We Live So Many Lives—We Forget We Only Have One.

There are many ways to say the same thing.

You only live once. YOLO. We have only one life to live. And as Steve Jobs would put it, “Your time is limited, so don’t waste it living someone else’s life.”

But everyday we ignore this truth, not because we don’t live our lives to the fullest enough, but because we live too many.

We cut up our already short lives into chunks we call work-life, social-life, family-life, after-work-life, barkada-life, gym-life, travel-life, study-life, but end up leaving just a little chunk to actually living. Maybe we live on the weekends and die just before Monday and are reborn by Friday night. Or we die every morning just before work only to come alive afterwards.

There’s nothing wrong with segregating our lives.
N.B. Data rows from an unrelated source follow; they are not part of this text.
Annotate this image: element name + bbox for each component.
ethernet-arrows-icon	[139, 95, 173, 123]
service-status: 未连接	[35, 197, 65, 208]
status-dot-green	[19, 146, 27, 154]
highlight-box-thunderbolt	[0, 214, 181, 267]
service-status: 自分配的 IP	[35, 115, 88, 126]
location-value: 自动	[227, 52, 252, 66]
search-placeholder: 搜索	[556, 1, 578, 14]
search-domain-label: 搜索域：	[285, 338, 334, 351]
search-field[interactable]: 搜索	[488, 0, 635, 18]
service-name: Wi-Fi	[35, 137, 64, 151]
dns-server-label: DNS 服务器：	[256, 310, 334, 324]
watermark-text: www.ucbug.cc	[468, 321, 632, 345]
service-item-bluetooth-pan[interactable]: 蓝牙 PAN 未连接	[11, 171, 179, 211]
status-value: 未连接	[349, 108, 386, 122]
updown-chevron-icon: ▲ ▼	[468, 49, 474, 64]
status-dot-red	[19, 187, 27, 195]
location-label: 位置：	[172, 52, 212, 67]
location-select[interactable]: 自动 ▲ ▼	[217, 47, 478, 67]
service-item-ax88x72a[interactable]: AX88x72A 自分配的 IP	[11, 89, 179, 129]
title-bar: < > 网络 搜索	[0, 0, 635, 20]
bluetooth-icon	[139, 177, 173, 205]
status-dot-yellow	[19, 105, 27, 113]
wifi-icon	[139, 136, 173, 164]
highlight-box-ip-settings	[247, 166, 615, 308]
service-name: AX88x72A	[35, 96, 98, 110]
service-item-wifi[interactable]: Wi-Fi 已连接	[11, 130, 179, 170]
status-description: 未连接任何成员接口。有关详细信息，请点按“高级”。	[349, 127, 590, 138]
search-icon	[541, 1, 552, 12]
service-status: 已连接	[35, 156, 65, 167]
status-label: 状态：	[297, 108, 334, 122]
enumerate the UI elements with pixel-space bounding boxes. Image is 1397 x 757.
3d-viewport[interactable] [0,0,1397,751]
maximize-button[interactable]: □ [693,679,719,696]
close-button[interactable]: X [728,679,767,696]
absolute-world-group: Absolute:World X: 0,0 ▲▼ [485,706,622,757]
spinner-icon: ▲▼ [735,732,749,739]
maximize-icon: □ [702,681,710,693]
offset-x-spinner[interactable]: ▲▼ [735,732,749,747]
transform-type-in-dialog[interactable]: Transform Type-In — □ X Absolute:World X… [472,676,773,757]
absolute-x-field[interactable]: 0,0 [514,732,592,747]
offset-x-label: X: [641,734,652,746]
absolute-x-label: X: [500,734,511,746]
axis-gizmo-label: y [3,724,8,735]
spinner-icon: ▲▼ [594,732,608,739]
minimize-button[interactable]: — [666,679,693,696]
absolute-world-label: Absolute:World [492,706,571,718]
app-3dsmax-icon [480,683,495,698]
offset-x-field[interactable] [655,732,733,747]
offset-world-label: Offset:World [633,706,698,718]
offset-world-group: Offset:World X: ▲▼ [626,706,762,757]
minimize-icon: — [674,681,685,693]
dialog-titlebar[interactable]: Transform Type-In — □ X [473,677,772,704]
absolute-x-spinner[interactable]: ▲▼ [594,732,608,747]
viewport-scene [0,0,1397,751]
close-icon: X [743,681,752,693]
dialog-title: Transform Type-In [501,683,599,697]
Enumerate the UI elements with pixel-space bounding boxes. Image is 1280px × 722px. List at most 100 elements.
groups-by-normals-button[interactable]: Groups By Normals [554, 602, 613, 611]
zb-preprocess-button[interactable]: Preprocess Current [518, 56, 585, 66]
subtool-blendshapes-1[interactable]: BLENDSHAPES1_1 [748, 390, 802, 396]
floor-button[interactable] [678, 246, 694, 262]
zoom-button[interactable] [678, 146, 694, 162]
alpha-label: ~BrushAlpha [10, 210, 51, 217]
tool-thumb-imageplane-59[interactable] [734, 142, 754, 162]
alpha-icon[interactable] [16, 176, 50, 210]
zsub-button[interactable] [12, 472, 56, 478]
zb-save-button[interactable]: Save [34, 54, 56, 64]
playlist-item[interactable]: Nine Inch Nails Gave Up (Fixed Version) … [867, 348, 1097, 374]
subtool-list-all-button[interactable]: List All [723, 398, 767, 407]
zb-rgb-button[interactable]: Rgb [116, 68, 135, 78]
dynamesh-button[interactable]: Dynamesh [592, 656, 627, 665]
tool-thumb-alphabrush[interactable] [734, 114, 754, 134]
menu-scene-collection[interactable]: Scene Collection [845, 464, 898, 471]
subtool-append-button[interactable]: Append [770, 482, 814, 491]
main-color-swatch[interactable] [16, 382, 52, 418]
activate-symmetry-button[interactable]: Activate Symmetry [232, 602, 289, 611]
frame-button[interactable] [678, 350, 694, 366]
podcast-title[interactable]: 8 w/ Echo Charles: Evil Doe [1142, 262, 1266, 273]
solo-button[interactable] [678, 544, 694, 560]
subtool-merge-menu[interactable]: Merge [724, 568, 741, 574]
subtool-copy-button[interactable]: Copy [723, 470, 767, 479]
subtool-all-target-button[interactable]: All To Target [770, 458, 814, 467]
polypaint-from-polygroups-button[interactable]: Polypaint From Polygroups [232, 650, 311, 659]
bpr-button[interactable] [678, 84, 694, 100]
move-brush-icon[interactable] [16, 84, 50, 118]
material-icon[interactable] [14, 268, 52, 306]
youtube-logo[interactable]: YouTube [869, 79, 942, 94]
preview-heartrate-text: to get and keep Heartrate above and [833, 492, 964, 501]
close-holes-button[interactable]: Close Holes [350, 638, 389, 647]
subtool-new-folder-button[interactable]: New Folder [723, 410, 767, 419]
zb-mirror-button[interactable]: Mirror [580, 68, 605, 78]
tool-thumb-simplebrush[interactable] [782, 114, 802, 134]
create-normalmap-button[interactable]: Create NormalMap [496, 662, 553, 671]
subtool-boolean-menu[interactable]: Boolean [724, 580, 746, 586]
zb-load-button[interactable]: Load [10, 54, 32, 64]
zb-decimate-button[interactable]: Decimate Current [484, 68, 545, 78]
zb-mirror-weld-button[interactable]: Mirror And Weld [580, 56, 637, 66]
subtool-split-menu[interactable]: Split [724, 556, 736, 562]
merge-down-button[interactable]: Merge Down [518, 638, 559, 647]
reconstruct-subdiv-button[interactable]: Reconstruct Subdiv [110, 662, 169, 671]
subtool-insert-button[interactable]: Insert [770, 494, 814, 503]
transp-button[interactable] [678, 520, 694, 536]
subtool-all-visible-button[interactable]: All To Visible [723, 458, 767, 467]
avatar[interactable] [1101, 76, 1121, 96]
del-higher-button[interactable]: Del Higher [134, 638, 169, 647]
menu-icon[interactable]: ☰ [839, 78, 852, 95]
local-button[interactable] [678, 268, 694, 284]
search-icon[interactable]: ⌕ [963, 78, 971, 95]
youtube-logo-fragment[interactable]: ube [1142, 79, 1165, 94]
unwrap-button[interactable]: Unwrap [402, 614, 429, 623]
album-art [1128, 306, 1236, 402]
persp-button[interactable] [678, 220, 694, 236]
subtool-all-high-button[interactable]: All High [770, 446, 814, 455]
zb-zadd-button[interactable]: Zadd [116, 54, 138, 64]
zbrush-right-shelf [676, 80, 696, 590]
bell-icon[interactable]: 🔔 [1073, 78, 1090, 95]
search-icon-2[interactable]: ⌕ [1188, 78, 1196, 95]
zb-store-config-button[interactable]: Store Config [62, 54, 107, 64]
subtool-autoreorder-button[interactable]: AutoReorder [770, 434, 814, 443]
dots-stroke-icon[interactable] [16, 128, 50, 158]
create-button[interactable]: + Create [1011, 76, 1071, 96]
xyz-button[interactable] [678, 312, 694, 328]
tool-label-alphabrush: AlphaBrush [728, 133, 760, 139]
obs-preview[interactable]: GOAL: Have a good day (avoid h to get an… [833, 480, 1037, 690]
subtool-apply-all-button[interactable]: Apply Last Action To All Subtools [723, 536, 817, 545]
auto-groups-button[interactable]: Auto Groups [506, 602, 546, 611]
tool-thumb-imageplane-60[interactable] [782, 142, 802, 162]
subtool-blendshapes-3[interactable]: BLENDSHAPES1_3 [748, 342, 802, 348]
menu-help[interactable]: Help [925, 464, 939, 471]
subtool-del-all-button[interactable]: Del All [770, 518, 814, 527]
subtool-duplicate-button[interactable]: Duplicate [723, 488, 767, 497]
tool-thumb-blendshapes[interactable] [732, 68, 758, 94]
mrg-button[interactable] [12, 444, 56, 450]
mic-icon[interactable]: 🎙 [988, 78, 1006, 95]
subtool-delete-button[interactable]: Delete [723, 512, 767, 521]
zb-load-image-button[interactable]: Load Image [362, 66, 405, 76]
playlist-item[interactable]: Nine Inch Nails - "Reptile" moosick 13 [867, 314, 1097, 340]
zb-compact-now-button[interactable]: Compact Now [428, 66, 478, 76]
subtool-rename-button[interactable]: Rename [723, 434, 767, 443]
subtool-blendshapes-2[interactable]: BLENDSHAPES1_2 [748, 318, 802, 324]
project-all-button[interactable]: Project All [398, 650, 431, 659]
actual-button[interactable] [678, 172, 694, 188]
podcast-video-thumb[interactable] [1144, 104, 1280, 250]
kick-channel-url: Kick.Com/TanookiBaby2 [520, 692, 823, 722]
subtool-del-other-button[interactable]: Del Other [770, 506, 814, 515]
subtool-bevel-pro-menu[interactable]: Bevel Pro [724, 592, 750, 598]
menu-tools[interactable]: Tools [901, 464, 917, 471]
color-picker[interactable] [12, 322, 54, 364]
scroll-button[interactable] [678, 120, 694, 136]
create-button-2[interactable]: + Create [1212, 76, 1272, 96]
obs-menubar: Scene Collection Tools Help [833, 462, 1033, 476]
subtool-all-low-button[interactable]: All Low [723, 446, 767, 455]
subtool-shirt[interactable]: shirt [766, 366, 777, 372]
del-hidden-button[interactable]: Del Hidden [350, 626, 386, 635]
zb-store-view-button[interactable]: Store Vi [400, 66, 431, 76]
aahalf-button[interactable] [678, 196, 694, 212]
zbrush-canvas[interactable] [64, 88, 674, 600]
It’s only the practical thing to do.

The problem arises when we don’t consider some of these “lives” as actually living.

When we’re always looking ahead to the next break, the next weekend, the next life, the more fun life, the stress-free life, what happens is we lose a huge amount of time that could otherwise be used to be present, to be more mindful, to be alive in every living moment.

Next thing we know, 80% of our lives is devoted to either being stuck in the past or anticipating the future, and that’s 80% too much.

We get one life and if we spend most—if not all—of it actually living, then it’s all we need.